Grace Fegan, Medieval Mile Museum and Nicola O’Riordan, Failte Ireland join some top International buyers during their visit to the Medieval Mile Museum in Kilkenny
Plans to renovate and upgrade Kilkenny’s historic City Hall — the Tholsel building — will be an addition to the Medieval Mile Museum, helping to take the overall offering to the next level.
The museum, in the preserved and renovated former St Mary’s Church, is operated by Kilkenny Civic Trust, having opened in early 2017 after years of painstaking work. It sees over 25,000 paying visitors per year pass through its doors, including an increasing number of domestic visitors. CEO 0f Kilkenny Civic Trust Ciaran Conroy also says there have been visitors from over 30 countries, while the museum has entertained a host of world travel writers, and has a strong presence on Tripadvisor.

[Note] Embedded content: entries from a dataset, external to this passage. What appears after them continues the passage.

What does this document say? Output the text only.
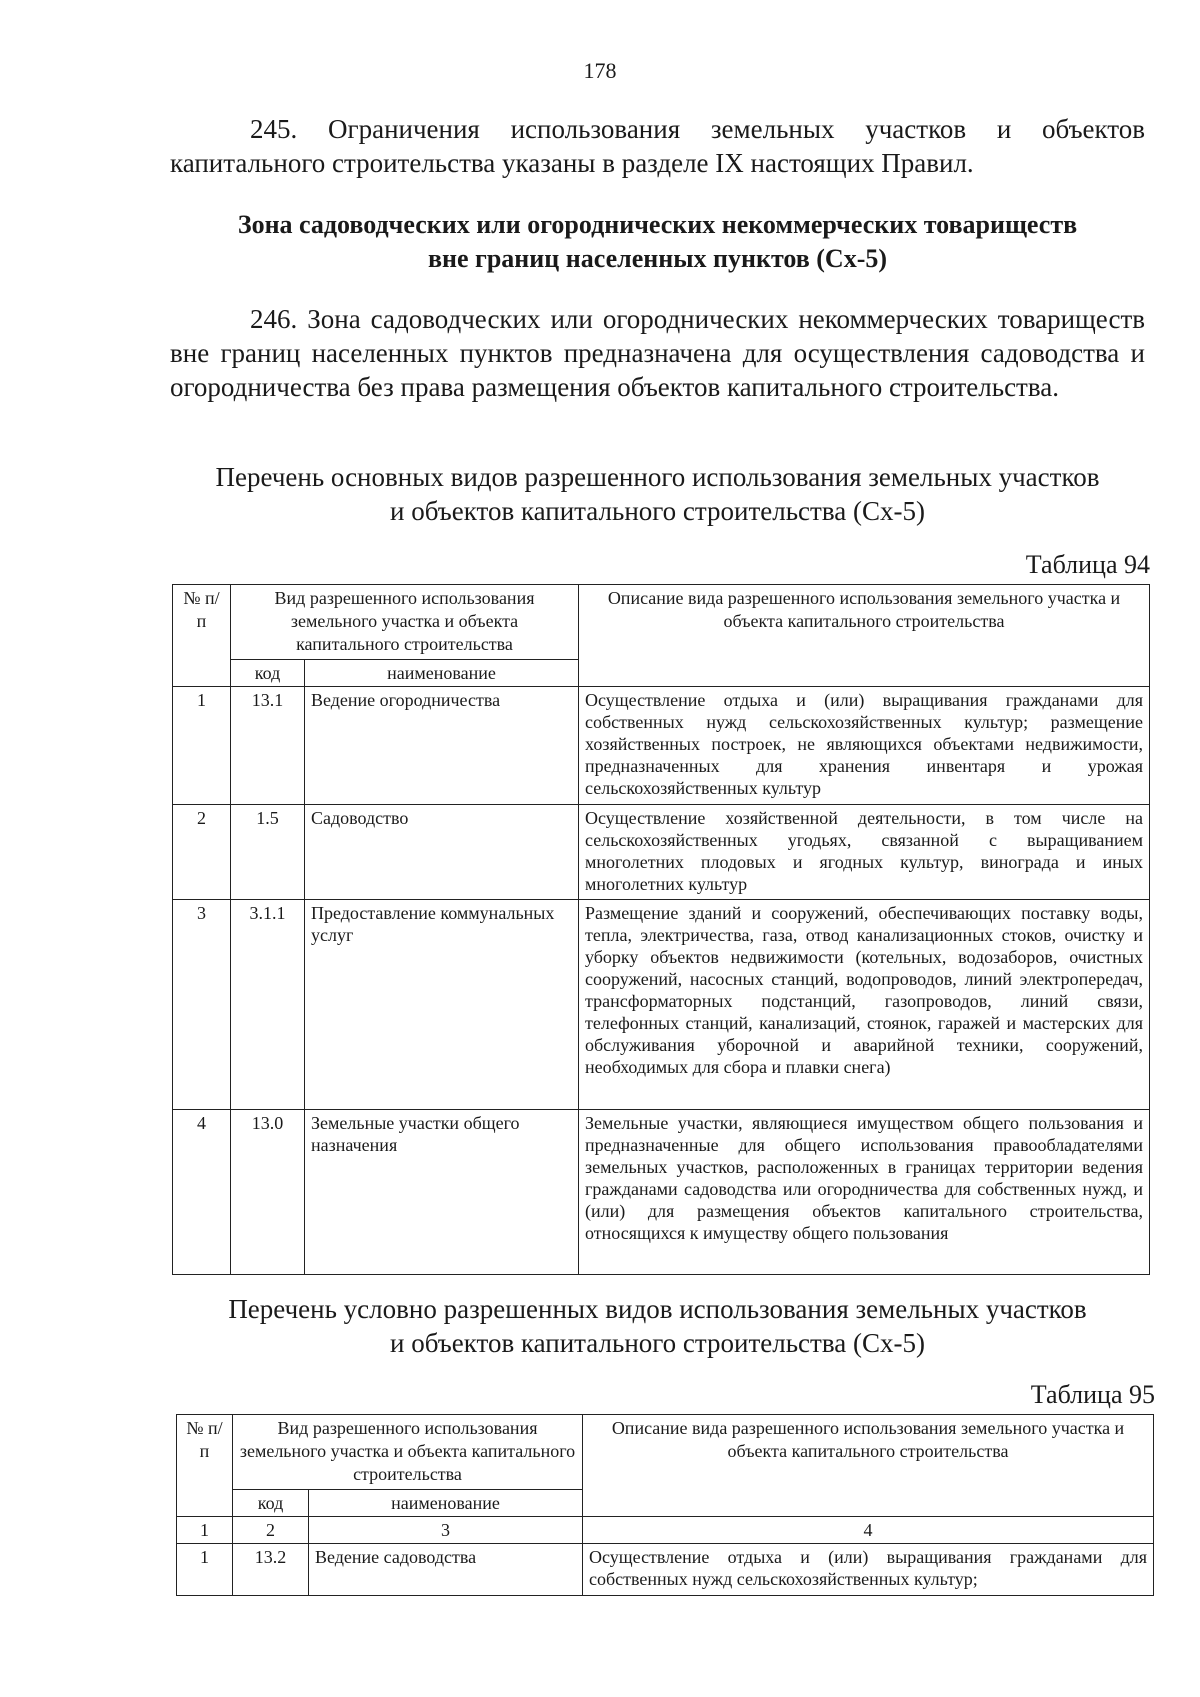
178
245. Ограничения использования земельных участков и объектов капитального строительства указаны в разделе IX настоящих Правил.
Зона садоводческих или огороднических некоммерческих товариществ
вне границ населенных пунктов (Сх-5)
246. Зона садоводческих или огороднических некоммерческих товариществ вне границ населенных пунктов предназначена для осуществления садоводства и огородничества без права размещения объектов капитального строительства.
Перечень основных видов разрешенного использования земельных участков
и объектов капитального строительства (Сх-5)
Таблица 94
№ п/п	Вид разрешенного использования земельного участка и объекта капитального строительства		Описание вида разрешенного использования земельного участка и объекта капитального строительства
	код	наименование	
1	13.1	Ведение огородничества	Осуществление отдыха и (или) выращивания гражданами для собственных нужд сельскохозяйственных культур; размещение хозяйственных построек, не являющихся объектами недвижимости, предназначенных для хранения инвентаря и урожая сельскохозяйственных культур
2	1.5	Садоводство	Осуществление хозяйственной деятельности, в том числе на сельскохозяйственных угодьях, связанной с выращиванием многолетних плодовых и ягодных культур, винограда и иных многолетних культур
3	3.1.1	Предоставление коммунальных услуг	Размещение зданий и сооружений, обеспечивающих поставку воды, тепла, электричества, газа, отвод канализационных стоков, очистку и уборку объектов недвижимости (котельных, водозаборов, очистных сооружений, насосных станций, водопроводов, линий электропередач, трансформаторных подстанций, газопроводов, линий связи, телефонных станций, канализаций, стоянок, гаражей и мастерских для обслуживания уборочной и аварийной техники, сооружений, необходимых для сбора и плавки снега)
4	13.0	Земельные участки общего назначения	Земельные участки, являющиеся имуществом общего пользования и предназначенные для общего использования правообладателями земельных участков, расположенных в границах территории ведения гражданами садоводства или огородничества для собственных нужд, и (или) для размещения объектов капитального строительства, относящихся к имуществу общего пользования
Перечень условно разрешенных видов использования земельных участков
и объектов капитального строительства (Сх-5)
Таблица 95
№ п/п	Вид разрешенного использования земельного участка и объекта капитального строительства		Описание вида разрешенного использования земельного участка и объекта капитального строительства
	код	наименование	
1	2	3	4
1	13.2	Ведение садоводства	Осуществление отдыха и (или) выращивания гражданами для собственных нужд сельскохозяйственных культур;
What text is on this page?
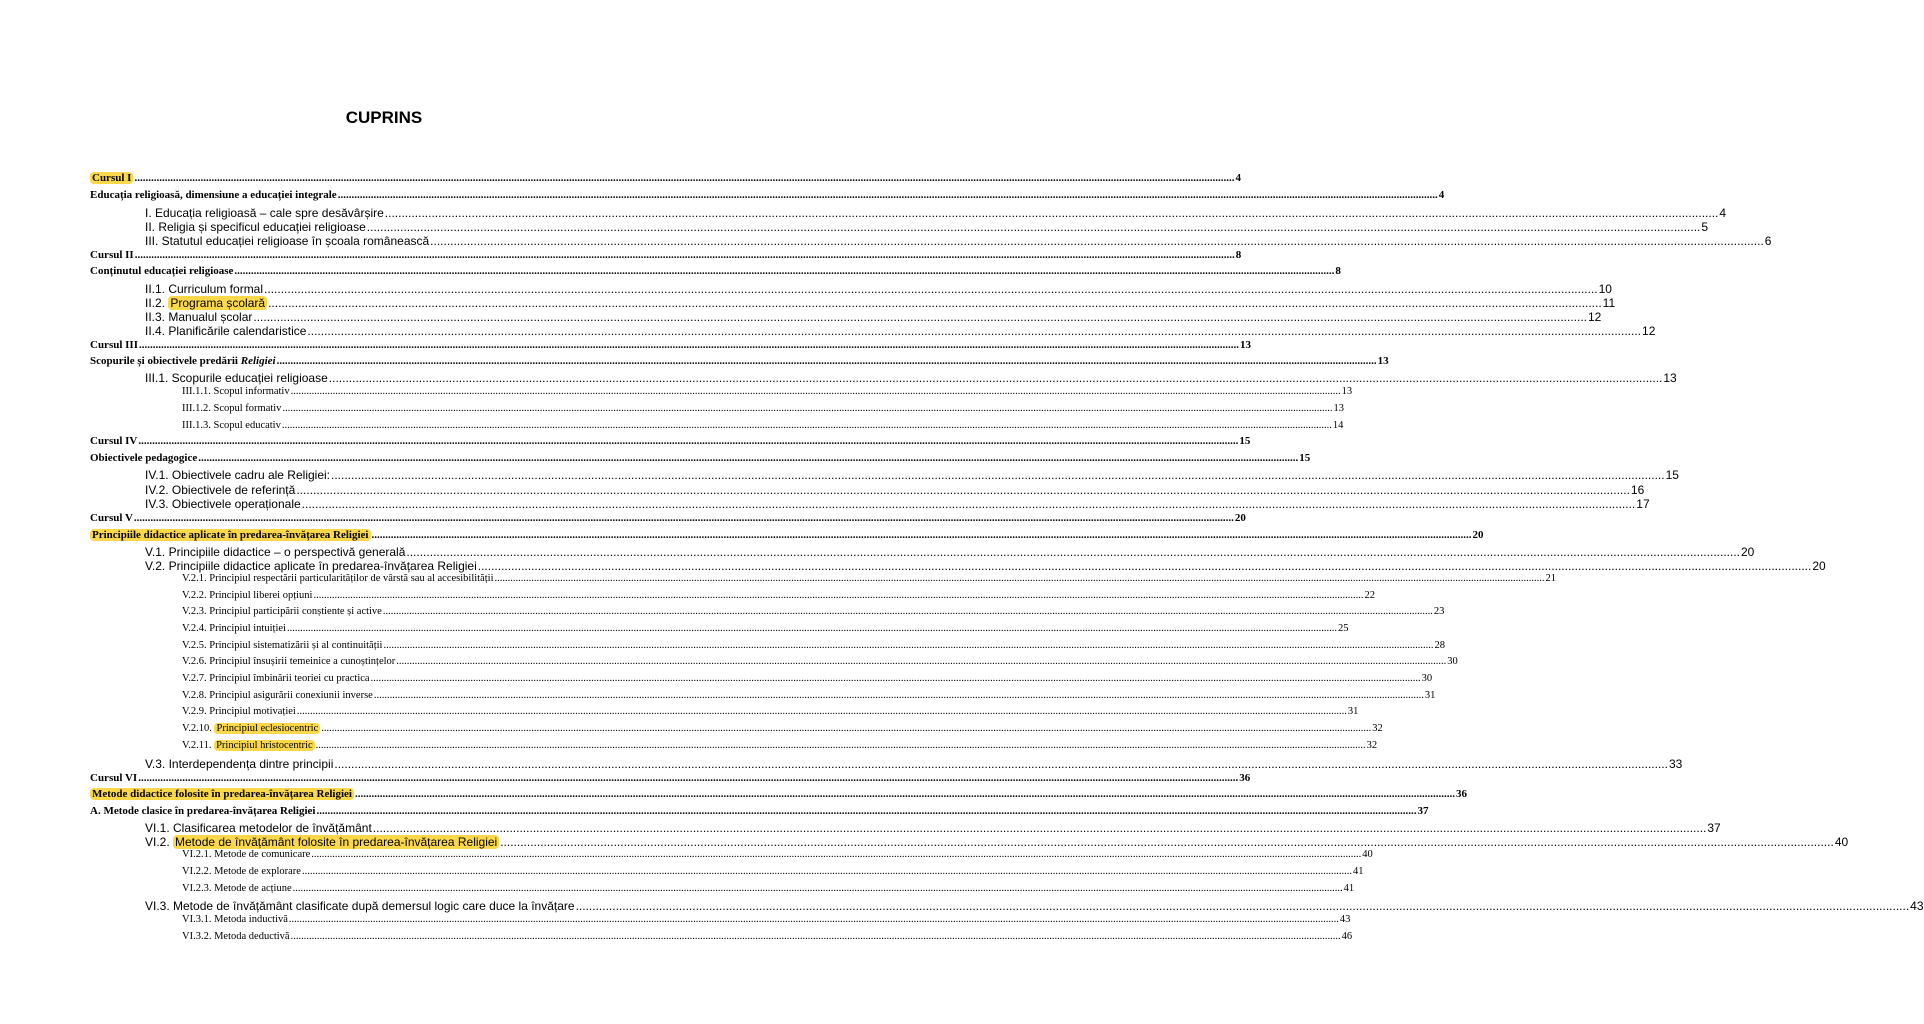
CUPRINS
Cursul I ................................................................................................................................................................................................................................................................................................................................................................................................................ 4
Educația religioasă, dimensiune a educației integrale ................................................................................................................................................................................................................................................................................................................................................................................................................ 4
I. Educația religioasă – cale spre desăvârșire ................................................................................................................................................................................................................................................................................................................................................................................................................ 4
II. Religia și specificul educației religioase ................................................................................................................................................................................................................................................................................................................................................................................................................ 5
III. Statutul educației religioase în școala românească ................................................................................................................................................................................................................................................................................................................................................................................................................ 6
Cursul II ................................................................................................................................................................................................................................................................................................................................................................................................................ 8
Conținutul educației religioase ................................................................................................................................................................................................................................................................................................................................................................................................................ 8
II.1. Curriculum formal ................................................................................................................................................................................................................................................................................................................................................................................................................ 10
II.2. Programa școlară ................................................................................................................................................................................................................................................................................................................................................................................................................ 11
II.3. Manualul școlar ................................................................................................................................................................................................................................................................................................................................................................................................................ 12
II.4. Planificările calendaristice ................................................................................................................................................................................................................................................................................................................................................................................................................ 12
Cursul III ................................................................................................................................................................................................................................................................................................................................................................................................................ 13
Scopurile și obiectivele predării Religiei ................................................................................................................................................................................................................................................................................................................................................................................................................ 13
III.1. Scopurile educației religioase ................................................................................................................................................................................................................................................................................................................................................................................................................ 13
III.1.1. Scopul informativ ................................................................................................................................................................................................................................................................................................................................................................................................................ 13
III.1.2. Scopul formativ ................................................................................................................................................................................................................................................................................................................................................................................................................ 13
III.1.3. Scopul educativ ................................................................................................................................................................................................................................................................................................................................................................................................................ 14
Cursul IV ................................................................................................................................................................................................................................................................................................................................................................................................................ 15
Obiectivele pedagogice ................................................................................................................................................................................................................................................................................................................................................................................................................ 15
IV.1. Obiectivele cadru ale Religiei: ................................................................................................................................................................................................................................................................................................................................................................................................................ 15
IV.2. Obiectivele de referință ................................................................................................................................................................................................................................................................................................................................................................................................................ 16
IV.3. Obiectivele operaționale ................................................................................................................................................................................................................................................................................................................................................................................................................ 17
Cursul V ................................................................................................................................................................................................................................................................................................................................................................................................................ 20
Principiile didactice aplicate în predarea-învățarea Religiei ................................................................................................................................................................................................................................................................................................................................................................................................................ 20
V.1. Principiile didactice – o perspectivă generală ................................................................................................................................................................................................................................................................................................................................................................................................................ 20
V.2. Principiile didactice aplicate în predarea-învățarea Religiei ................................................................................................................................................................................................................................................................................................................................................................................................................ 20
V.2.1. Principiul respectării particularităților de vârstă sau al accesibilității ................................................................................................................................................................................................................................................................................................................................................................................................................ 21
V.2.2. Principiul liberei opțiuni ................................................................................................................................................................................................................................................................................................................................................................................................................ 22
V.2.3. Principiul participării conștiente și active ................................................................................................................................................................................................................................................................................................................................................................................................................ 23
V.2.4. Principiul intuiției ................................................................................................................................................................................................................................................................................................................................................................................................................ 25
V.2.5. Principiul sistematizării și al continuității ................................................................................................................................................................................................................................................................................................................................................................................................................ 28
V.2.6. Principiul însușirii temeinice a cunoștințelor ................................................................................................................................................................................................................................................................................................................................................................................................................ 30
V.2.7. Principiul îmbinării teoriei cu practica ................................................................................................................................................................................................................................................................................................................................................................................................................ 30
V.2.8. Principiul asigurării conexiunii inverse ................................................................................................................................................................................................................................................................................................................................................................................................................ 31
V.2.9. Principiul motivației ................................................................................................................................................................................................................................................................................................................................................................................................................ 31
V.2.10. Principiul eclesiocentric ................................................................................................................................................................................................................................................................................................................................................................................................................ 32
V.2.11. Principiul hristocentric ................................................................................................................................................................................................................................................................................................................................................................................................................ 32
V.3. Interdependența dintre principii ................................................................................................................................................................................................................................................................................................................................................................................................................ 33
Cursul VI ................................................................................................................................................................................................................................................................................................................................................................................................................ 36
Metode didactice folosite în predarea-învățarea Religiei ................................................................................................................................................................................................................................................................................................................................................................................................................ 36
A. Metode clasice în predarea-învățarea Religiei ................................................................................................................................................................................................................................................................................................................................................................................................................ 37
VI.1. Clasificarea metodelor de învățământ ................................................................................................................................................................................................................................................................................................................................................................................................................ 37
VI.2. Metode de învățământ folosite în predarea-învățarea Religiei ................................................................................................................................................................................................................................................................................................................................................................................................................ 40
VI.2.1. Metode de comunicare ................................................................................................................................................................................................................................................................................................................................................................................................................ 40
VI.2.2. Metode de explorare ................................................................................................................................................................................................................................................................................................................................................................................................................ 41
VI.2.3. Metode de acțiune ................................................................................................................................................................................................................................................................................................................................................................................................................ 41
VI.3. Metode de învățământ clasificate după demersul logic care duce la învățare ................................................................................................................................................................................................................................................................................................................................................................................................................ 43
VI.3.1. Metoda inductivă ................................................................................................................................................................................................................................................................................................................................................................................................................ 43
VI.3.2. Metoda deductivă ................................................................................................................................................................................................................................................................................................................................................................................................................ 46
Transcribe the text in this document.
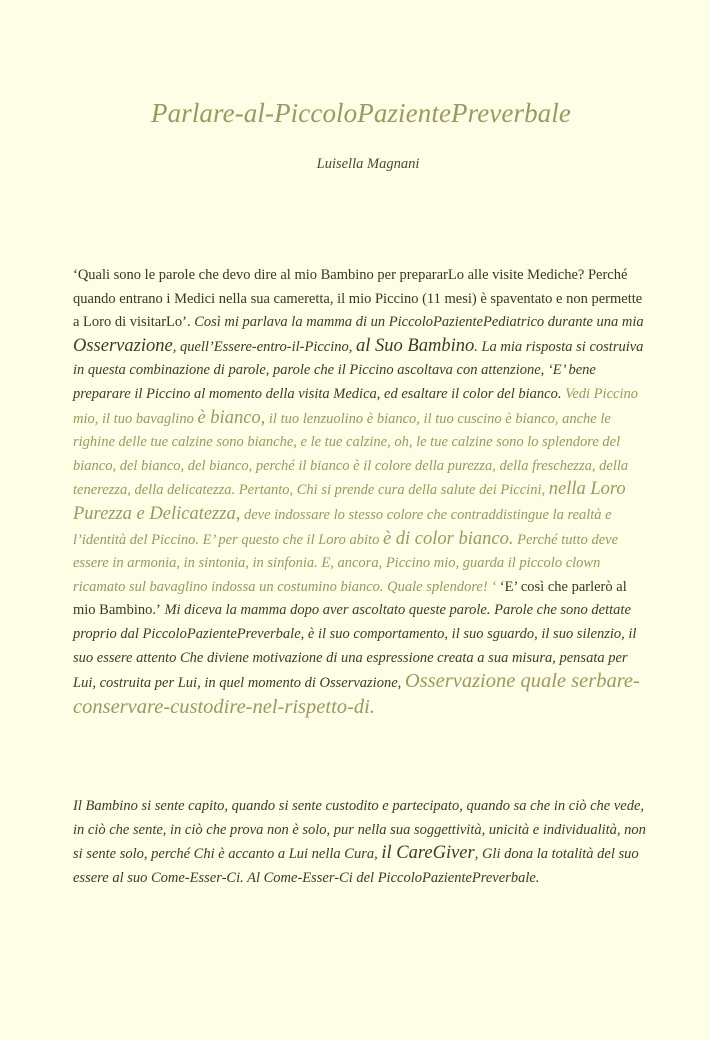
Parlare-al-PiccoloPazientePreverbale
Luisella Magnani
‘Quali sono le parole che devo dire al mio Bambino per prepararLo alle visite Mediche? Perché quando entrano i Medici nella sua cameretta, il mio Piccino (11 mesi) è spaventato e non permette a Loro di visitarLo’. Così mi parlava la mamma di un PiccoloPazientePediatrico durante una mia Osservazione, quell’Essere-entro-il-Piccino, al Suo Bambino. La mia risposta si costruiva in questa combinazione di parole, parole che il Piccino ascoltava con attenzione, ‘E’ bene preparare il Piccino al momento della visita Medica, ed esaltare il color del bianco. Vedi Piccino mio, il tuo bavaglino è bianco, il tuo lenzuolino è bianco, il tuo cuscino è bianco, anche le righine delle tue calzine sono bianche, e le tue calzine, oh, le tue calzine sono lo splendore del bianco, del bianco, del bianco, perché il bianco è il colore della purezza, della freschezza, della tenerezza, della delicatezza. Pertanto, Chi si prende cura della salute dei Piccini, nella Loro Purezza e Delicatezza, deve indossare lo stesso colore che contraddistingue la realtà e l’identità del Piccino. E’ per questo che il Loro abito è di color bianco. Perché tutto deve essere in armonia, in sintonia, in sinfonia. E, ancora, Piccino mio, guarda il piccolo clown ricamato sul bavaglino indossa un costumino bianco. Quale splendore! ‘ ‘E’ così che parlerò al mio Bambino.’ Mi diceva la mamma dopo aver ascoltato queste parole. Parole che sono dettate proprio dal PiccoloPazientePreverbale, è il suo comportamento, il suo sguardo, il suo silenzio, il suo essere attento Che diviene motivazione di una espressione creata a sua misura, pensata per Lui, costruita per Lui, in quel momento di Osservazione, Osservazione quale serbare-conservare-custodire-nel-rispetto-di.
Il Bambino si sente capito, quando si sente custodito e partecipato, quando sa che in ciò che vede, in ciò che sente, in ciò che prova non è solo, pur nella sua soggettività, unicità e individualità, non si sente solo, perché Chi è accanto a Lui nella Cura, il CareGiver, Gli dona la totalità del suo essere al suo Come-Esser-Ci. Al Come-Esser-Ci del PiccoloPazientePreverbale.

The process for bringing forward plans for a substantial overhaul to the Tholsel building have certainly been informed by the process around St Mary’s Church. Stakeholders have learned from the experience and the resulting feedback. Chief Executive of Kilkenny County Council Colette Byrne says it’s important to take the time with the Tholsel, and to seriously look at what can be done that will also complement the museum.
“One of the challenges is getting your front door onto the busiest street, and by doing the Tholsel, it allows us to get the front door for the museum onto the street,” she says.
“It will allow us to operate the Tholsel and the museum as one entity. As in, the tourist attraction as one entity — obviously the civic part of the Tholsel still remains with the council. But the tourist element will be operated by one entity, you aren’t duplicating overheads etcetera. It will be the same people who will be managing the two. I think it will be good for the people of Kilkenny to see the Tholsel done.”
Part 8 for the project has been approved, and the council’s challenge now is to try and source as much funding as possible at national level. The museum would not have been possible without funding from Fáilte Ireland, and Kilkenny will again attempt to avail of this under the next phase of Fáilte Ireland’s capital funding.
“We got some funding from them to actually do the plans and now we will be moving ahead again, and when it comes to them making the assessment, you have to prove it’s going to bring in numbers, in particular, international visitors,” says Ms Byrne.
Tying in with Fáilte Ireland’s vision for what’s needed as well as facilitating local demands is a task for those progressing the project to the next stage. While the Medieval Mile Museum was a serious feat in terms of the sheer amount of conservation required, the Tholsel will provide new challenges, not least in terms of what exactly it is to offer, and to whom.
“We don’t have a coffee shop in it, we have limited retail,” says Ms Byrne says of the museum.
“For most tourist attractions, they would say that a third of your income should be coming from something other than ticket sales. So the whole complex when it’s done — and I’m not particularly talking about the Tholsel there — but there are three alms houses in the vicinity, between the Shee Alms House becoming vacant with the moving of the Fáilte Ireland office, and then the two alms houses in the grounds of St Mary’s.”
There is also a wider debate to be had about how the intricate laneways of the city are to be used and best capitalised on going forward.
“The lanes at the moment are almost seen as back lanes,” says Ms Byrne.
“We need to bring them very much back in to play. If you look at them, they connect from Kieran Street, Rose Inn Street, the High Street.”
In terms of a timeframe, assuming funding is forthcoming for the Tholsel project, the council estimates at least 18 months for the necessary works. With an application to Fáilte Ireland first quarter next year, and a decision on that before the end of 2020, it could be looking at a completion date sometime in early 2021.